In particular, he was there to promote the work of ASIC’s Innovations Hub which exists to foster innovation which can help Australia’s fintech start-up community navigate the complex world of financial regulation.

Australia is proud of its booming fintech sector. It now represents 16% of start-ups in Australia and accounts for more than $700 million of venture capital. Australia is now the second biggest alternative finance market in the Asia Pacific region, behind only China. The Government has been active in fostering the market and has supported the sector with funding and a range of accelerator programs.

ASIC, like many other global regulators, sees its role as being one to support innovation, while also maintaining protections for consumers. It is a fine balancing act and the Innovation Hub is key to helping it to do so.

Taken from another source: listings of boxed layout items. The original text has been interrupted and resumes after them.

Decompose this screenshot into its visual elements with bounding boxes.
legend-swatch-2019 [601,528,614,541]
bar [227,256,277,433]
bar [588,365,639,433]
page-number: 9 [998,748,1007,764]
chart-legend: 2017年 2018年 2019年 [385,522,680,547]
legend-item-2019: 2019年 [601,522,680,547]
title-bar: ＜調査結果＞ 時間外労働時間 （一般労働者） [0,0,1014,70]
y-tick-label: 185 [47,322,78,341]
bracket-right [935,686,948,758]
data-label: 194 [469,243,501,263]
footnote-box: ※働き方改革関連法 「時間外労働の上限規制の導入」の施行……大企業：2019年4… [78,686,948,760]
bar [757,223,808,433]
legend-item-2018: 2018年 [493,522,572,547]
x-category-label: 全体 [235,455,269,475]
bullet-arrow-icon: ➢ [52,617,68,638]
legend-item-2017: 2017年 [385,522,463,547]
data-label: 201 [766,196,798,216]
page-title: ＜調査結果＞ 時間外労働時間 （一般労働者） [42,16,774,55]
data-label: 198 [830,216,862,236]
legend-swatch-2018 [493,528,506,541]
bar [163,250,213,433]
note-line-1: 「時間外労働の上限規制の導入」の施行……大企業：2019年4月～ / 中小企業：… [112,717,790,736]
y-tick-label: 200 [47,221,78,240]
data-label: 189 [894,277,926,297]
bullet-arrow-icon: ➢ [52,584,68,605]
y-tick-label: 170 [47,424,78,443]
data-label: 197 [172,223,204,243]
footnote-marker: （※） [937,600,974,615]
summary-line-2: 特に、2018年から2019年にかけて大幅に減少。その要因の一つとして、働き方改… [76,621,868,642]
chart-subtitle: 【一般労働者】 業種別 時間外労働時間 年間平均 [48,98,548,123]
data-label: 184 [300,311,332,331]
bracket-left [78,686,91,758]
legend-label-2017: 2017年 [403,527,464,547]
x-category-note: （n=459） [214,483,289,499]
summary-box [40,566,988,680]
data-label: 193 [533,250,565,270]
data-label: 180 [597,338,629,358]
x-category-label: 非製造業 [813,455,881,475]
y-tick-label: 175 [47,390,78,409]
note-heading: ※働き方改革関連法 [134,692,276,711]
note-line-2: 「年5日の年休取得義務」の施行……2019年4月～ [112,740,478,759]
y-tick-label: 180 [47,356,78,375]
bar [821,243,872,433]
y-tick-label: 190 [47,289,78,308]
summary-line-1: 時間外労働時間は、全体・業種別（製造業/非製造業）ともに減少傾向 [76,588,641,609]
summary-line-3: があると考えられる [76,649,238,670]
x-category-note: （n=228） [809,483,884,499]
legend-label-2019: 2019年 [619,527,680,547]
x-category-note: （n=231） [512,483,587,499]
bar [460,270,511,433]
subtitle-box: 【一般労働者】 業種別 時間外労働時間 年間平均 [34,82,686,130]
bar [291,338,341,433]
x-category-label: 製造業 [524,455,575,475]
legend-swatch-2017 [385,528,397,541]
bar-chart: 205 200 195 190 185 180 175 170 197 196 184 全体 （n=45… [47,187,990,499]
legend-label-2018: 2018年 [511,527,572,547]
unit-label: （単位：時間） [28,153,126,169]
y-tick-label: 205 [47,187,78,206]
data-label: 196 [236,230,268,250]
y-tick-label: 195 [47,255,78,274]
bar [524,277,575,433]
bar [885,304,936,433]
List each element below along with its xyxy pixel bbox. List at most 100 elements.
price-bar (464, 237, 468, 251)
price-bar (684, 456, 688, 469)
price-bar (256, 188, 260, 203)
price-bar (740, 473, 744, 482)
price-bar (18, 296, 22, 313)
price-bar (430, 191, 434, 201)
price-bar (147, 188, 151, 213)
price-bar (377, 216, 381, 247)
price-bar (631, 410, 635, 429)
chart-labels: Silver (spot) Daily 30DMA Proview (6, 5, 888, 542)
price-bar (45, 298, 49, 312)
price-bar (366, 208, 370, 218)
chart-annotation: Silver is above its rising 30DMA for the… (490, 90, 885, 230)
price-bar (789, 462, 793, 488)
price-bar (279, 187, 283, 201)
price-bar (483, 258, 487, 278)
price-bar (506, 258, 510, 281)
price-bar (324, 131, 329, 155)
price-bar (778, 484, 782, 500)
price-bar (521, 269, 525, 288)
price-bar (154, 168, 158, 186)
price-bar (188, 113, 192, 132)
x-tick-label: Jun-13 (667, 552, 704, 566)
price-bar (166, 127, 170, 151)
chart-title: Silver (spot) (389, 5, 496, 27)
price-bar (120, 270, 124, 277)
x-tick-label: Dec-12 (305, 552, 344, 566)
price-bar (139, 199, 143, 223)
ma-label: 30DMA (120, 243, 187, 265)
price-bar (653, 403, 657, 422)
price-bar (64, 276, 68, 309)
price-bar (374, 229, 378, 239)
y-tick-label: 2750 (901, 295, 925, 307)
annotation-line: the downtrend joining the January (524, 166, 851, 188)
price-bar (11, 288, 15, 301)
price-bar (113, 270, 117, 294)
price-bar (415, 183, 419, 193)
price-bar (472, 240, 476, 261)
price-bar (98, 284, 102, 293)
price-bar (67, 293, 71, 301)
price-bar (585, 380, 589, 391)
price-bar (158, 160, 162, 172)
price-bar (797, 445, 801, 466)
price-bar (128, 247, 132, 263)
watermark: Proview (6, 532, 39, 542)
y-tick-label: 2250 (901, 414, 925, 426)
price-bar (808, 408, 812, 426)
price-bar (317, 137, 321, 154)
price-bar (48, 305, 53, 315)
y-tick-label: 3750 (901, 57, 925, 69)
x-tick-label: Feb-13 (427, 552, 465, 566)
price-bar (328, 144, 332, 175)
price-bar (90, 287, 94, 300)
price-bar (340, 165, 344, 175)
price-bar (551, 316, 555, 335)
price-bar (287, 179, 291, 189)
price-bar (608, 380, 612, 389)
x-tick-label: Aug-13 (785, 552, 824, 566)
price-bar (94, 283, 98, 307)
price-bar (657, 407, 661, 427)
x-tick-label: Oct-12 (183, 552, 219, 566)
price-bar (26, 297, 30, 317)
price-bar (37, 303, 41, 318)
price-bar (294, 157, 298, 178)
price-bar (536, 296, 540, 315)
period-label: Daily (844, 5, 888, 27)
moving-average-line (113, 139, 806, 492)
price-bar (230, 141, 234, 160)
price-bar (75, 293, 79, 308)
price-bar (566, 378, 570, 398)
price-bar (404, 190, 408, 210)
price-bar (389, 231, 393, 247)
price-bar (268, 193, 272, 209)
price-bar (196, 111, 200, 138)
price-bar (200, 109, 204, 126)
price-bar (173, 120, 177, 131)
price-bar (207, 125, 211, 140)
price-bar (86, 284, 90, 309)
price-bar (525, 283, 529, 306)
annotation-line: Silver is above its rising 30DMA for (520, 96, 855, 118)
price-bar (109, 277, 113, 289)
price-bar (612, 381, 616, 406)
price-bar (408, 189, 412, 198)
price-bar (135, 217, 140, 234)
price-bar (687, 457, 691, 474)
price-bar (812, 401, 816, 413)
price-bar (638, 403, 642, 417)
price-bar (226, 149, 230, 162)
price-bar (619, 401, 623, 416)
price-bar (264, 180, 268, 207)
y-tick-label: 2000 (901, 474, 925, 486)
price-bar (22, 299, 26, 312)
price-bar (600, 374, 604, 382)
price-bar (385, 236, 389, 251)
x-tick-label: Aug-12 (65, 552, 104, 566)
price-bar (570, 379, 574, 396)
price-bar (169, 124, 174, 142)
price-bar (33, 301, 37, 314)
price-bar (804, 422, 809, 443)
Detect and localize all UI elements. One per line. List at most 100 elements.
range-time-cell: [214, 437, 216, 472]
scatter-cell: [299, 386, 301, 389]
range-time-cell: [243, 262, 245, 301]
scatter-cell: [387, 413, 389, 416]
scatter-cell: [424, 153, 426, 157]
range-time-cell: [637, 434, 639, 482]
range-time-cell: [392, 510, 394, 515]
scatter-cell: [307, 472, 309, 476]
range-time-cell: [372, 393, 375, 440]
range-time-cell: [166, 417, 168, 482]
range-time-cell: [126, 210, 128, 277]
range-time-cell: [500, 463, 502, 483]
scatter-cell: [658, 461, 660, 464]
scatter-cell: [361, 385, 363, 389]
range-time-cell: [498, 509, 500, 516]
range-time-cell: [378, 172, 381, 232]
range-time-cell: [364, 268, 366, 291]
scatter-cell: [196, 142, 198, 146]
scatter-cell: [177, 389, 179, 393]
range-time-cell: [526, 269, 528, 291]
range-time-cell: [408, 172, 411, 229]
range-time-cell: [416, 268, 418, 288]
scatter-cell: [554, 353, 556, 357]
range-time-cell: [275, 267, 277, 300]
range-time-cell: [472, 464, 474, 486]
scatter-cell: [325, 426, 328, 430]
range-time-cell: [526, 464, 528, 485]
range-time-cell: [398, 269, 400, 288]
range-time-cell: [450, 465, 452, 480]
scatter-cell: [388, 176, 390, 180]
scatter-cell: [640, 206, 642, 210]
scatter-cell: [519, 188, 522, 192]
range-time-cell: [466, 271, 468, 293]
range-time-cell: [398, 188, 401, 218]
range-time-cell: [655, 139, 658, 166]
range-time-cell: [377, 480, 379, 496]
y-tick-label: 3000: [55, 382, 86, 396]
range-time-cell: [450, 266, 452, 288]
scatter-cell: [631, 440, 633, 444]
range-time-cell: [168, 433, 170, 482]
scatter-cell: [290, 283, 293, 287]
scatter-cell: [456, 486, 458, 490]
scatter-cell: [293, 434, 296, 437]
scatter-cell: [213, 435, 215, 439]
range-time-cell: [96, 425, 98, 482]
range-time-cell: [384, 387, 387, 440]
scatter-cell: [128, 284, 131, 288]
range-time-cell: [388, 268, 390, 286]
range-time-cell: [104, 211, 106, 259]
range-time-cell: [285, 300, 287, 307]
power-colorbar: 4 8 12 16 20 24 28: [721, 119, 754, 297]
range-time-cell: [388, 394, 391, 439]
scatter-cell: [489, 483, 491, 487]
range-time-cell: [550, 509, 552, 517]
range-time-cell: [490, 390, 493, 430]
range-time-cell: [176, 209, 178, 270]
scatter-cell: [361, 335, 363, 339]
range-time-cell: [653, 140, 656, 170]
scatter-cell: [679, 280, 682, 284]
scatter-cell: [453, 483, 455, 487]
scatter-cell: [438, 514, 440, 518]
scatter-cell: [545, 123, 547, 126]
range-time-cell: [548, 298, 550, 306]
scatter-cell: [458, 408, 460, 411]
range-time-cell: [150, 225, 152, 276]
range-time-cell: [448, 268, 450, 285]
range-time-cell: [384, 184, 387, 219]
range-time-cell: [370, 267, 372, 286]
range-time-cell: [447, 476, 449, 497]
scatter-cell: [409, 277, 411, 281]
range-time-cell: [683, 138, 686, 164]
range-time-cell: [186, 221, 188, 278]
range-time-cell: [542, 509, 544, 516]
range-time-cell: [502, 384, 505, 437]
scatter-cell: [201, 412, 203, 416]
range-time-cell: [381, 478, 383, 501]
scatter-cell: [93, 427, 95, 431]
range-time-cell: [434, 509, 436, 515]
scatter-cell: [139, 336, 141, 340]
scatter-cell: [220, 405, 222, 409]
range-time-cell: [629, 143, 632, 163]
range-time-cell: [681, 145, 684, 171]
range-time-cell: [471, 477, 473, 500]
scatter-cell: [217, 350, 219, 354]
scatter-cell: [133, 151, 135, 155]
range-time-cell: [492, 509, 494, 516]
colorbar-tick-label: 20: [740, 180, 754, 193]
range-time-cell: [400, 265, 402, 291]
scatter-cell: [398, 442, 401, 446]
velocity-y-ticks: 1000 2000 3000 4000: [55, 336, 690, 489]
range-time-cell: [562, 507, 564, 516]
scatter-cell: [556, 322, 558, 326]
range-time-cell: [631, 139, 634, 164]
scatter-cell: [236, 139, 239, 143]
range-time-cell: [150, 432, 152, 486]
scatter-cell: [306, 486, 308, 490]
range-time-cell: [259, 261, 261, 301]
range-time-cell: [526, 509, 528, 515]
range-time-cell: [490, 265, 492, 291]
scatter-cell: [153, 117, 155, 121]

To do this, the hub is broken down into five components:

  • Engagement with fintech and regtech entities
  • Informal help through the website including tailored guidance for innovative businesses to access information and services through the website.
  • A senior internal committee to analyse new business models.
  • A digital finance advisory panel which provides ASIC with advice in this area.
  • The regulator is drawing on experience from around the fintech community, academia and consumer advocates as well as financial regulators.

In addition, he pointed to their sandbox regime which:

“includes a world first fintech licensing exemption that eligible fintechs can make use of as they prepare to go to market.”

Fostering regtech

A key part of his speech focused on one part of the sector which is obviously fairly close to our hearts at Enforcd, regtech. This sector has grown massively in the past few years and, as he acknowledges, offers a number of opportunities.

“Although it is not something that we at ASIC regulate directly,” he said, “regtech is something we are keenly interested in, both as a consumer of products and a facilitator of engagement more generally to ensure innovation in this area is utilised.”

He sees it as playing a role both as a facilitator for companies in building a ‘culture of compliance’ by saving time, streamlining operations, increasing education and identify learning opportunities.

From the regulator’s perspective, they are also acting as customers of the regtech space. This technology has a number of applications which can help the regulator perform its role more effectively.

There are some complex questions, both about regtech and the wider fintech sector, so they will balance their approach to the space both as regulator and a user of technology. For all these questions, though, he believes the potential is enormous as long as regulators can adopt the right attitude.